Rome prosecutors are investigating the agency's president, Pasquale Stanzione, and three other board members over alleged excessive spending and possible corruption behind its decisions, Italian news agencies including ANSA as well as the judicial source, who did not wish to be named, said.
Stanzione, when asked by reporters to comment on the investigation, said he was "absolutely serene".
The opposition 5-Star Movement said the agency's credibility had been undermined and called for Stanzione to resign.
Stanzione declined to answer when asked repeatedly by reporters whether he would step down.

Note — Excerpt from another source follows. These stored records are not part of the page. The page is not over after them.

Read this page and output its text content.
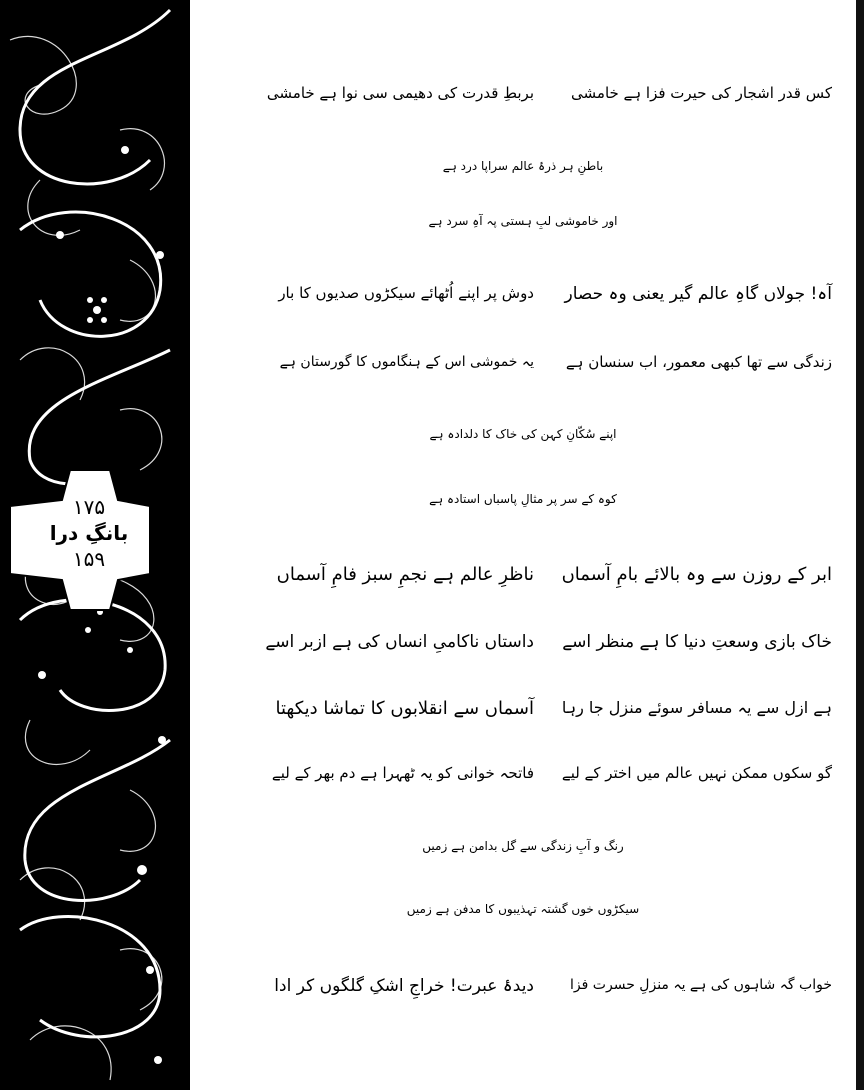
۱۷۵
بانگِ درا
۱۵۹
کس قدر اشجار کی حیرت فزا ہے خامشی
بربطِ قدرت کی دھیمی سی نوا ہے خامشی
باطنِ ہر ذرۂ عالم سراپا درد ہے
اور خاموشی لبِ ہستی پہ آہِ سرد ہے
آہ! جولاں گاہِ عالم گیر یعنی وہ حصار
دوش پر اپنے اُٹھائے سیکڑوں صدیوں کا بار
زندگی سے تھا کبھی معمور، اب سنسان ہے
یہ خموشی اس کے ہنگاموں کا گورستان ہے
اپنے سُکّانِ کہن کی خاک کا دلدادہ ہے
کوہ کے سر پر مثالِ پاسباں استادہ ہے
ابر کے روزن سے وہ بالائے بامِ آسماں
ناظرِ عالم ہے نجمِ سبز فامِ آسماں
خاک بازی وسعتِ دنیا کا ہے منظر اسے
داستاں ناکامیِ انساں کی ہے ازبر اسے
ہے ازل سے یہ مسافر سوئے منزل جا رہا
آسماں سے انقلابوں کا تماشا دیکھتا
گو سکوں ممکن نہیں عالم میں اختر کے لیے
فاتحہ خوانی کو یہ ٹھہرا ہے دم بھر کے لیے
رنگ و آبِ زندگی سے گل بدامن ہے زمیں
سیکڑوں خوں گشتہ تہذیبوں کا مدفن ہے زمیں
خواب گہ شاہوں کی ہے یہ منزلِ حسرت فزا
دیدۂ عبرت! خراجِ اشکِ گلگوں کر ادا
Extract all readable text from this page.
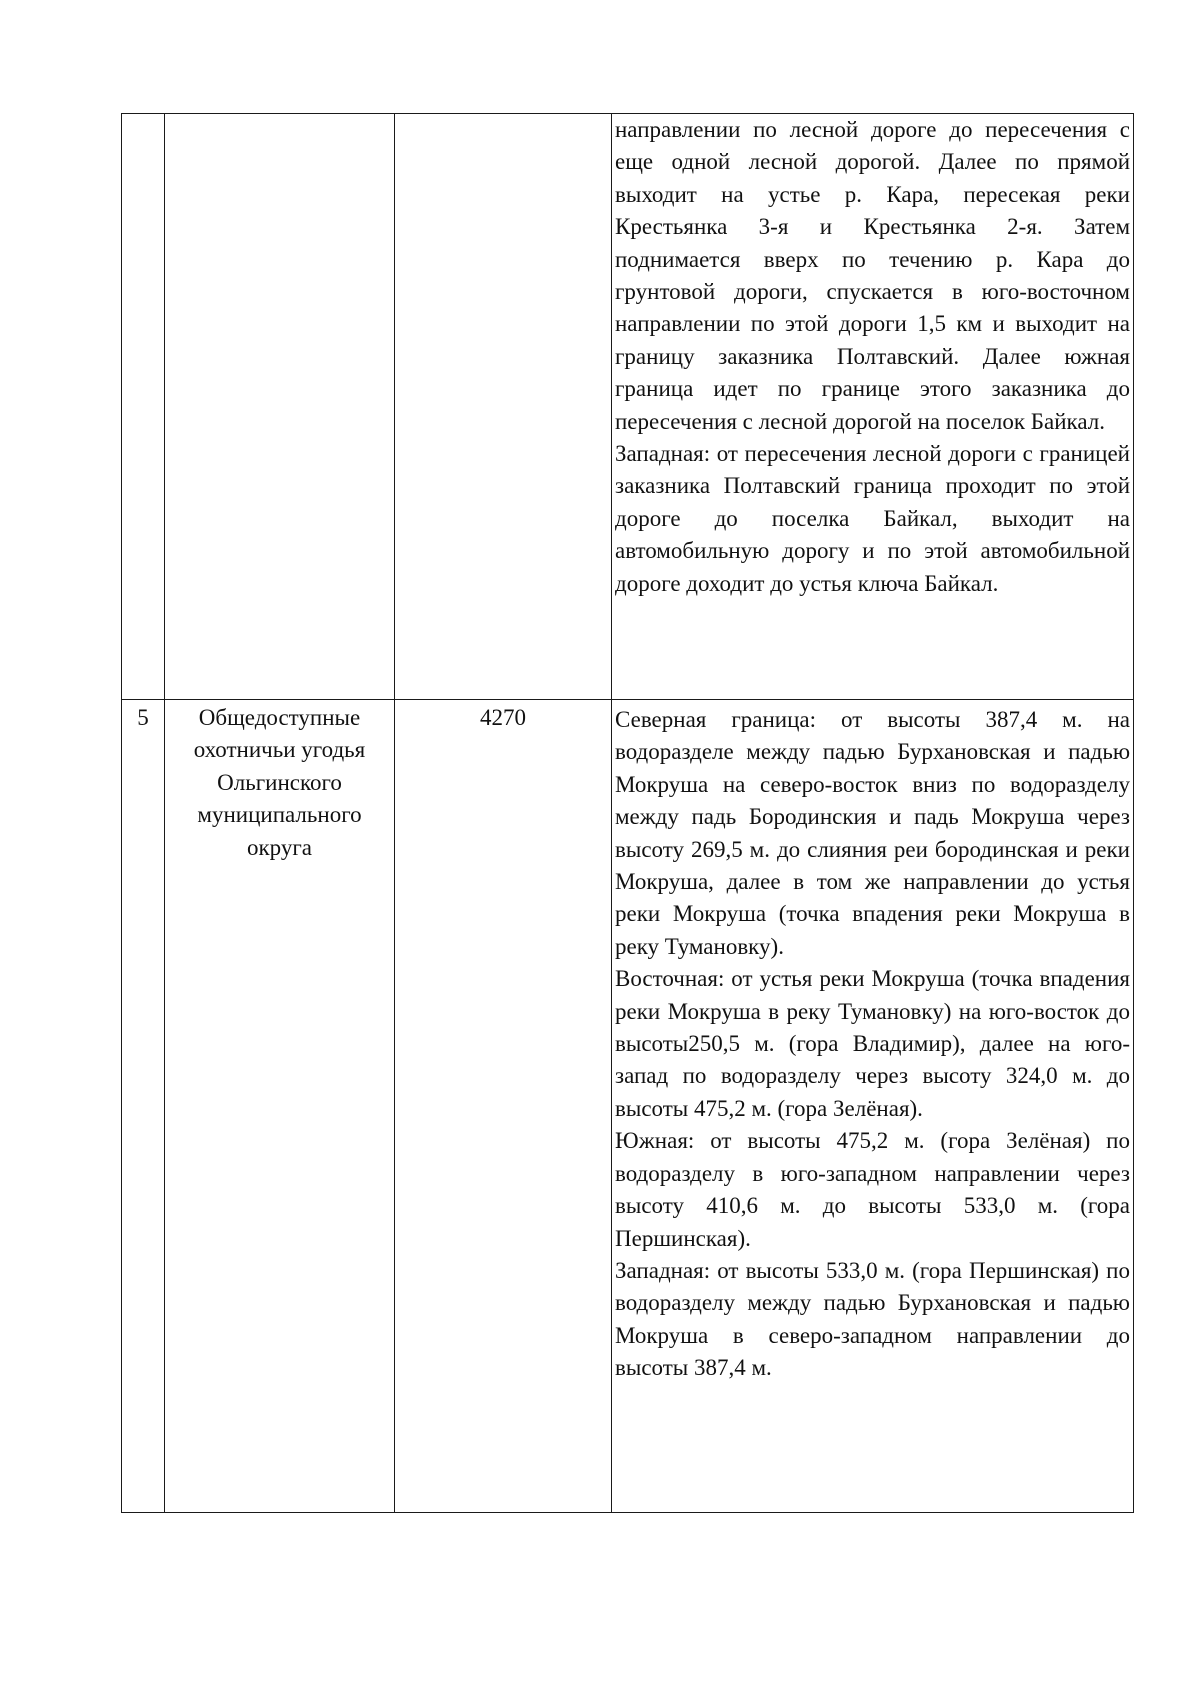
			направлении по лесной дороге до пересечения с еще одной лесной дорогой. Далее по прямой выходит на устье р. Кара, пересекая реки Крестьянка 3-я и Крестьянка 2-я. Затем поднимается вверх по течению р. Кара до грунтовой дороги, спускается в юго-восточном направлении по этой дороги 1,5 км и выходит на границу заказника Полтавский. Далее южная граница идет по границе этого заказника до пересечения с лесной дорогой на поселок Байкал.

Западная: от пересечения лесной дороги с границей заказника Полтавский граница проходит по этой дороге до поселка Байкал, выходит на автомобильную дорогу и по этой автомобильной дороге доходит до устья ключа Байкал.

5	Общедоступные охотничьи угодья Ольгинского муниципального округа	4270	Северная граница: от высоты 387,4 м. на водоразделе между падью Бурхановская и падью Мокруша на северо-восток вниз по водоразделу между падь Бородинския и падь Мокруша через высоту 269,5 м. до слияния реи бородинская и реки Мокруша, далее в том же направлении до устья реки Мокруша (точка впадения реки Мокруша в реку Тумановку).

Восточная: от устья реки Мокруша (точка впадения реки Мокруша в реку Тумановку) на юго-восток до высоты250,5 м. (гора Владимир), далее на юго-запад по водоразделу через высоту 324,0 м. до высоты 475,2 м. (гора Зелёная).

Южная: от высоты 475,2 м. (гора Зелёная) по водоразделу в юго-западном направлении через высоту 410,6 м. до высоты 533,0 м. (гора Першинская).

Западная: от высоты 533,0 м. (гора Першинская) по водоразделу между падью Бурхановская и падью Мокруша в северо-западном направлении до высоты 387,4 м.
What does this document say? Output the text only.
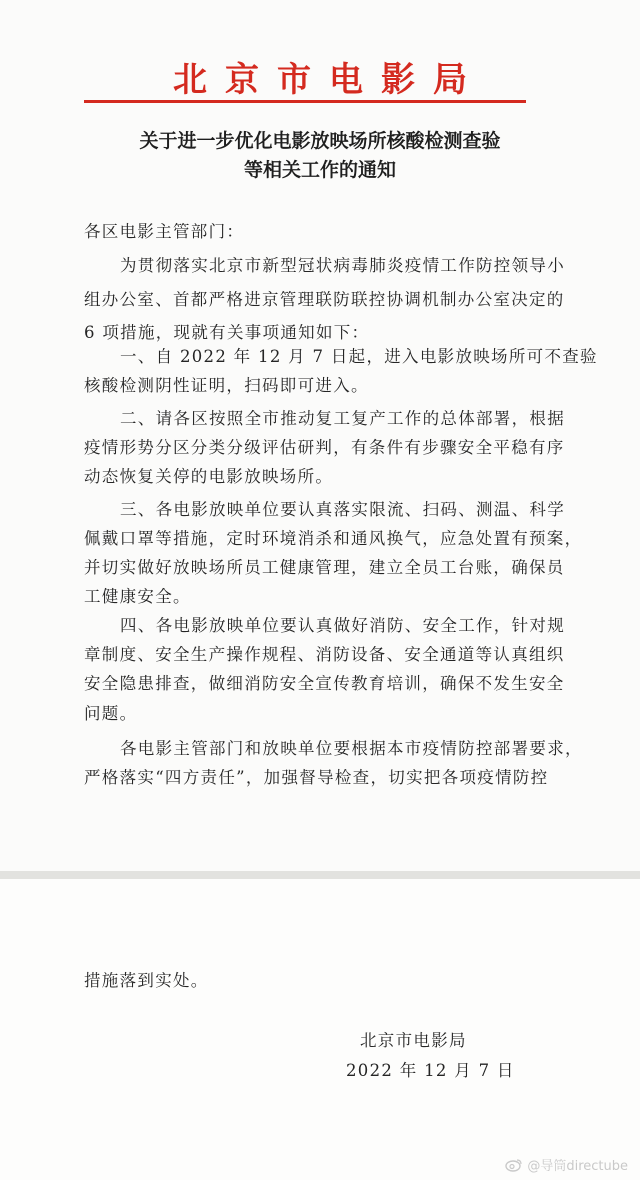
北京市电影局
关于进一步优化电影放映场所核酸检测查验
等相关工作的通知
各区电影主管部门：
为贯彻落实北京市新型冠状病毒肺炎疫情工作防控领导小
组办公室、首都严格进京管理联防联控协调机制办公室决定的
6 项措施，现就有关事项通知如下：
一、自 2022 年 12 月 7 日起，进入电影放映场所可不查验
核酸检测阴性证明，扫码即可进入。
二、请各区按照全市推动复工复产工作的总体部署，根据
疫情形势分区分类分级评估研判，有条件有步骤安全平稳有序
动态恢复关停的电影放映场所。
三、各电影放映单位要认真落实限流、扫码、测温、科学
佩戴口罩等措施，定时环境消杀和通风换气，应急处置有预案，
并切实做好放映场所员工健康管理，建立全员工台账，确保员
工健康安全。
四、各电影放映单位要认真做好消防、安全工作，针对规
章制度、安全生产操作规程、消防设备、安全通道等认真组织
安全隐患排查，做细消防安全宣传教育培训，确保不发生安全
问题。
各电影主管部门和放映单位要根据本市疫情防控部署要求，
严格落实“四方责任”，加强督导检查，切实把各项疫情防控
措施落到实处。
北京市电影局
2022 年 12 月 7 日
@导筒directube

The data privacy authority, known in Italy as the Garante, is one of the European Union's most proactive regulators in assessing AI platform compliance with the bloc's data privacy regime.
It frequently takes initiatives - such as requesting information or imposing fines or bans - on matters affecting high-tech multinationals operating in the country.
Last week, it warned users and providers of artificial intelligence tools, including Elon Musk's chatbot Grok, over the risk of generating deepfake images from real content without the consent of featured individuals.
It previously fined and briefly banned ChatGPT maker OpenAI over its use of personal data by the generative AI application, and blocked China's DeepSeek chatbot after the company failed to address concerns over its privacy policy.